The wrapper has been tested against the D3D samples and in several games and other 3D applications (Medal of Honor, Backyard Baseball 2005, Backyard Hockey, Backyard Skateboarding, Logitech and more) but it has not been run through WHQL tests. If you do run into any implementation/compatibility issues or bugs, please contact mitchs@radgametools.com.
The wrapper does not require any versions of DX to be installed, since it can use GDI to blt to the screen. Alternatively, if DDraw3 is available, the wrapper can use that to lock the primary buffer, in which case it tries both GDI blts and direct copying to the primary buffer, and uses whichever is faster.
Typically, using the wrapper will require adding/changing about four lines of code, in order to implement the following:
1. Add a prototype for the Pixomatic Direct3D Wrapper create function: PixoDirectCreate9().
2. Replace the Direct3DCreate9() call with PixoDirectCreate9().
3. Link with dx9pixo.lib or dx9pixo_debug.lib.
The PixoDirect3DCreate9() call will return a IDirect3D9 interface pointer which you should then be able to use just like a standard Direct3DDevice9 object.

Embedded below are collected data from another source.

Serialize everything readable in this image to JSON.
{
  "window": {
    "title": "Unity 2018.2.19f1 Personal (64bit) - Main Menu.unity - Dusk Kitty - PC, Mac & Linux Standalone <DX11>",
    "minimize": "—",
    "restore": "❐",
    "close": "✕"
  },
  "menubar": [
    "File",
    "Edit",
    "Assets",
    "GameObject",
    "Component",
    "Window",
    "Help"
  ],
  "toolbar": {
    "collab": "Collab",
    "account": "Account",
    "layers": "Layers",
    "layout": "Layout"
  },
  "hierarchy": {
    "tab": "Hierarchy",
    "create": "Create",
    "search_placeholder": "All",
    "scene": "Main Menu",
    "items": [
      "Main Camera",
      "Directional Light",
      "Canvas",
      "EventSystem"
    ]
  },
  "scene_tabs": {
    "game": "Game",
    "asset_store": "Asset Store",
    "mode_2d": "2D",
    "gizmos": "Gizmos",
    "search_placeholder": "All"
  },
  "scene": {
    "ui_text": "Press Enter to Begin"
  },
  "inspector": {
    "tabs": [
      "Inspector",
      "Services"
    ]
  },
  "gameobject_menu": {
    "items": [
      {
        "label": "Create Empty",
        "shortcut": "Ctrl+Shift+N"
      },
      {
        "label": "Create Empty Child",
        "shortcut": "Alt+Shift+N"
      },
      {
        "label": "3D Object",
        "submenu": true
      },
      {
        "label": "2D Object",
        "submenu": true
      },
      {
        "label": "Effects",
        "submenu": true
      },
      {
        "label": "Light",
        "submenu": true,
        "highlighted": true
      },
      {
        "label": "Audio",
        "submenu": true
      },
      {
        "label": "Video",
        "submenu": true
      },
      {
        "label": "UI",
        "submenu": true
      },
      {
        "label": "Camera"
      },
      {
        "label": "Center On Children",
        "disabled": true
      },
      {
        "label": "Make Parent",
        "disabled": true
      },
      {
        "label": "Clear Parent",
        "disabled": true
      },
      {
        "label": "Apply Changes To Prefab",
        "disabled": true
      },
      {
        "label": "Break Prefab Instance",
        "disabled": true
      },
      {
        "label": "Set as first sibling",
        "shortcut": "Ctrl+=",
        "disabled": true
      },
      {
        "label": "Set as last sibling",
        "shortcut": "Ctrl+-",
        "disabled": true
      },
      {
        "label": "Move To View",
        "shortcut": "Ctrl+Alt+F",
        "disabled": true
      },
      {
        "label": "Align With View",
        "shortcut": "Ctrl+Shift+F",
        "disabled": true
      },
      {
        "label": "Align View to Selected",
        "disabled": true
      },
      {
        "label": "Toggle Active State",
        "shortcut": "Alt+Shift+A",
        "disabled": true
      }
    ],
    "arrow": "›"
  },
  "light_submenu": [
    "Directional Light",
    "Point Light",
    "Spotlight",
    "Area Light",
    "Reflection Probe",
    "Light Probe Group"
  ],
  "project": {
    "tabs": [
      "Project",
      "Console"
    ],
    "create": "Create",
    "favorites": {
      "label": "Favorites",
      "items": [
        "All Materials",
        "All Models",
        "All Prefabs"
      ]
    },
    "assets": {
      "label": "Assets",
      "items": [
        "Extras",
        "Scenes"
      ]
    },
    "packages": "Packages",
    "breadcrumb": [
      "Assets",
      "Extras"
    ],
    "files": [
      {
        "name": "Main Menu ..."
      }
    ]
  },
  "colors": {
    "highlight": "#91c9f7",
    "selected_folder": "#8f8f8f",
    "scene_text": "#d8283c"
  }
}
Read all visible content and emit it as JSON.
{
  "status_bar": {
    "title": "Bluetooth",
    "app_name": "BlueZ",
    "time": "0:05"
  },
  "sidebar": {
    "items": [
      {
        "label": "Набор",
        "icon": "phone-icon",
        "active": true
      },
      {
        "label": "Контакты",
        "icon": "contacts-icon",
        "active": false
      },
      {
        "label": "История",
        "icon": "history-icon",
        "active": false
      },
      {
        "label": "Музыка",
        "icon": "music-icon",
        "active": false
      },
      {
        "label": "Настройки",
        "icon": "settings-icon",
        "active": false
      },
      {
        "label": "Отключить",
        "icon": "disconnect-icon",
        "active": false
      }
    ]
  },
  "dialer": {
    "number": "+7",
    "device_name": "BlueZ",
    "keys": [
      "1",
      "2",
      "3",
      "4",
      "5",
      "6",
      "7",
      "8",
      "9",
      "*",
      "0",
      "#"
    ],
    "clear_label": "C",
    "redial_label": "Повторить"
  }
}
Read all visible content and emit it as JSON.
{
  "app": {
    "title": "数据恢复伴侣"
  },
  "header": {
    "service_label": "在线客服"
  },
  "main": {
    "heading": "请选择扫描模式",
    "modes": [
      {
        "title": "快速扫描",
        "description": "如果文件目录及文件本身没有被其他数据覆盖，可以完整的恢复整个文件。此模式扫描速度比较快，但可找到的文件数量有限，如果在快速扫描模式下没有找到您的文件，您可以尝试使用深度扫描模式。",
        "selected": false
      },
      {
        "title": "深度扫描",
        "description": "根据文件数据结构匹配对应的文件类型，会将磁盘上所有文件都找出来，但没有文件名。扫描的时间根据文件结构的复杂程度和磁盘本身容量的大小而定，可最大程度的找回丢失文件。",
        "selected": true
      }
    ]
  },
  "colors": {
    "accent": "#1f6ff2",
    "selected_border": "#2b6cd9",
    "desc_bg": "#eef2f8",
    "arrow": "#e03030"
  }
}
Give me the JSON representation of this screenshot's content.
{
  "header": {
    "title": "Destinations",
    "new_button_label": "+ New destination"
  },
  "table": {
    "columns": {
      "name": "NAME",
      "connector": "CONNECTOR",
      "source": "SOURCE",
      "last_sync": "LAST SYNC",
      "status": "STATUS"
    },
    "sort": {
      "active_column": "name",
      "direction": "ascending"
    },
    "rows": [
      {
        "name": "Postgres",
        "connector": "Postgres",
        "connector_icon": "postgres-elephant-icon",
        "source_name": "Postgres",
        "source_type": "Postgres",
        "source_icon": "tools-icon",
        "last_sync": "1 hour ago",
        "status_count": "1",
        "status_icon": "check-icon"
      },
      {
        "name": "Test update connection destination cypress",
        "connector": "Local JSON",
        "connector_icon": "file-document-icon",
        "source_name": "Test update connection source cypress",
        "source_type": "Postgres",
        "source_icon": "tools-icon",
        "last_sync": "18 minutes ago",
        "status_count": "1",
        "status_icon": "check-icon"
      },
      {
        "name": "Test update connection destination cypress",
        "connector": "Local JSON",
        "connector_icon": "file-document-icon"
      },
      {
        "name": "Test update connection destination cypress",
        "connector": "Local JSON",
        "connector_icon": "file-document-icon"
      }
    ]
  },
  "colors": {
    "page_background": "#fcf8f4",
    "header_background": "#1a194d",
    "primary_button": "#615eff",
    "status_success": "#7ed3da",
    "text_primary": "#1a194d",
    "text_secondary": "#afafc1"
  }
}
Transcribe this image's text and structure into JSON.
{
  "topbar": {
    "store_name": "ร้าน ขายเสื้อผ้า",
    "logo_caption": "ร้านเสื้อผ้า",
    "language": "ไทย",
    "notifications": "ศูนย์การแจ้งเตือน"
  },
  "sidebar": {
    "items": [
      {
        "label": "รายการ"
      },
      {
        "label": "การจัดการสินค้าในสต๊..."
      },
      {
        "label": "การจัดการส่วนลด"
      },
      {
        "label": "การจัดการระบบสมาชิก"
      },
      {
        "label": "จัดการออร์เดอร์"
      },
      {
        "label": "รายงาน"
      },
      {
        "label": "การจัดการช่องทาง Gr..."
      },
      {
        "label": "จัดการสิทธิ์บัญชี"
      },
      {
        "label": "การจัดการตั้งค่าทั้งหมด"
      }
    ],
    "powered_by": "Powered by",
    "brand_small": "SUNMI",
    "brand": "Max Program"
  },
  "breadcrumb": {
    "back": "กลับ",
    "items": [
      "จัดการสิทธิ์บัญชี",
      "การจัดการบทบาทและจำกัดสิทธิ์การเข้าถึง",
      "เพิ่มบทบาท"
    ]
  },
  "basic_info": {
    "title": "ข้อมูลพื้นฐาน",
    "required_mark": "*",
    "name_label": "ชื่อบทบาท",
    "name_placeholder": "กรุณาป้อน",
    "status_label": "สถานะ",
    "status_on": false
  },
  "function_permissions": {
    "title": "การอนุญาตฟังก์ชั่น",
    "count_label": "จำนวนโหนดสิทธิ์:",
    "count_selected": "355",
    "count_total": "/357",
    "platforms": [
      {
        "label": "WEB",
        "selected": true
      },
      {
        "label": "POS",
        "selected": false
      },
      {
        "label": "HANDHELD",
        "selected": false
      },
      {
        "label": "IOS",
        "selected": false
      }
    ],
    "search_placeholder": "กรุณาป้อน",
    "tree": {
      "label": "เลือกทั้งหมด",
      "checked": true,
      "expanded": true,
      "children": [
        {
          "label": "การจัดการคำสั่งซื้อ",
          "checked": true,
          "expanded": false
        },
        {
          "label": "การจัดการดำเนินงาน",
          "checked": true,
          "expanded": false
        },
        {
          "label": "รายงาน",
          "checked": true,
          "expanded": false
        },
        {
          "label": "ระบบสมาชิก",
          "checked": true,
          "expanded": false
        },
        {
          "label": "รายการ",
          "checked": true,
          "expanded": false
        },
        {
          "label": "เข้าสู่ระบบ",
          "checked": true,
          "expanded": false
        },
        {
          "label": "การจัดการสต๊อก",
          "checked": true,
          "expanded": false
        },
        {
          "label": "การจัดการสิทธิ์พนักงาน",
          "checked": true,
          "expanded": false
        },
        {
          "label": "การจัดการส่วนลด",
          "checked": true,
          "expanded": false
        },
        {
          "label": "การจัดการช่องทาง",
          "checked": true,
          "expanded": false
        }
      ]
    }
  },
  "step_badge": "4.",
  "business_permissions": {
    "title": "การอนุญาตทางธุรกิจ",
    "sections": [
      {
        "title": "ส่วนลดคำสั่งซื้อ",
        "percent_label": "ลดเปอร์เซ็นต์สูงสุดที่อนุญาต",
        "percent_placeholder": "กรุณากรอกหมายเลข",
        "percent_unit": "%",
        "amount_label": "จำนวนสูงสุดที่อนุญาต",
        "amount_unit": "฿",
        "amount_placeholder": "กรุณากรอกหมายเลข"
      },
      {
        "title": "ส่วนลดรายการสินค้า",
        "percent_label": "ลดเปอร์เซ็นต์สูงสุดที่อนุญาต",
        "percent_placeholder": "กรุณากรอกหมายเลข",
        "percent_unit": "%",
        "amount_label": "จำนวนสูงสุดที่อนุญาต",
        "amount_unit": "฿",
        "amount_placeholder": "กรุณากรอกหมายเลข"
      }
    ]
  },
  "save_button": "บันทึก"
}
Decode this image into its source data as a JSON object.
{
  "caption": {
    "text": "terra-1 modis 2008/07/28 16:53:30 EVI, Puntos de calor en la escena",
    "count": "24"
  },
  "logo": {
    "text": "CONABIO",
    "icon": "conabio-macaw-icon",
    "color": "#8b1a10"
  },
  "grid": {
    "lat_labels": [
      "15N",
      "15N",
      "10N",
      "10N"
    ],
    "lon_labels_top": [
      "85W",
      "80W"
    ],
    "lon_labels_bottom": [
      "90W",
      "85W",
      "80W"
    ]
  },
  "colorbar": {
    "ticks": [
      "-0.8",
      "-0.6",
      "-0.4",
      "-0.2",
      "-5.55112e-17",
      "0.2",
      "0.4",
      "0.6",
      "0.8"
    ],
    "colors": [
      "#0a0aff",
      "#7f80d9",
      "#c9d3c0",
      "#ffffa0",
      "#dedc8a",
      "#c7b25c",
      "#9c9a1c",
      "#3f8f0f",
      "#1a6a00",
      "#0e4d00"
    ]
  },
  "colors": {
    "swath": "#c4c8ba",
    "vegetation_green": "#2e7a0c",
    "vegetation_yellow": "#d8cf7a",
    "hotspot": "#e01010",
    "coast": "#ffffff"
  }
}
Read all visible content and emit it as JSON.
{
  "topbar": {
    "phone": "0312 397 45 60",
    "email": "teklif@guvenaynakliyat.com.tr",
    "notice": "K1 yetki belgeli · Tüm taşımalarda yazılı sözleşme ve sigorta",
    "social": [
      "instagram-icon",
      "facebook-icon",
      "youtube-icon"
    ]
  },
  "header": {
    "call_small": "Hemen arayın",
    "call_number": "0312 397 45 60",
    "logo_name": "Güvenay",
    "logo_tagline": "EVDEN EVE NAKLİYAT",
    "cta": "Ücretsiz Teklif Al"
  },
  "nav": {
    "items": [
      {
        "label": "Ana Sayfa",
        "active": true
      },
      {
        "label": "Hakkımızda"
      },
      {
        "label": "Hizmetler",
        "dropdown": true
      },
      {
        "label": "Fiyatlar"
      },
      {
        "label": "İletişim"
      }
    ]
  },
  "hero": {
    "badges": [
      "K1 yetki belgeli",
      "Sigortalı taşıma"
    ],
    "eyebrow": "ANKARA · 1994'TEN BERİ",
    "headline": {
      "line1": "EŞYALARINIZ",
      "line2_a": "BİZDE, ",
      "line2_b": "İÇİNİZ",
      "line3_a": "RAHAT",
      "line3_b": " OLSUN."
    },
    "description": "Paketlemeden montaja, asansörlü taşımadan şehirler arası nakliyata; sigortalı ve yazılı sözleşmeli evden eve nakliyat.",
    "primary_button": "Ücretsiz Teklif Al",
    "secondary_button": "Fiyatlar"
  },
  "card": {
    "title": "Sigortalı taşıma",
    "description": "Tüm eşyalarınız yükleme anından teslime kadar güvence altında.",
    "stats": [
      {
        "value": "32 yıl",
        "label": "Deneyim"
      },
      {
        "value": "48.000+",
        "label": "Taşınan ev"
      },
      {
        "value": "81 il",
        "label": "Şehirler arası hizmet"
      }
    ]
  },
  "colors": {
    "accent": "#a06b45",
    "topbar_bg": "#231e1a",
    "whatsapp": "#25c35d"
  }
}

There is also a Direct3D 8.1 wrapper.
Pixomatic features that are not exposed through the wrapper can be accessed either by calling Pixomatic directly or, in some cases, by making slight modifications to the wrapper, source for which is available. The most significant such case is that while the Pixomatic software renderer supports bilinear texture filtering, the DX texture filter state is ignored and point filtering is always used in the DX-compatible wrapper. This is because most games just turn on bilinear filtering and leave it on, which would often result in unacceptable performance levels for Pixomatic, especially on low-end machines. If you do want to run Pixomatic with bilinear filtering enabled, you can simply call Pixomatic directly to enable bilinear when desired, or you can add code to the wrapper to turn on bilinear (or 2- or 4-point) filtering as needed.
|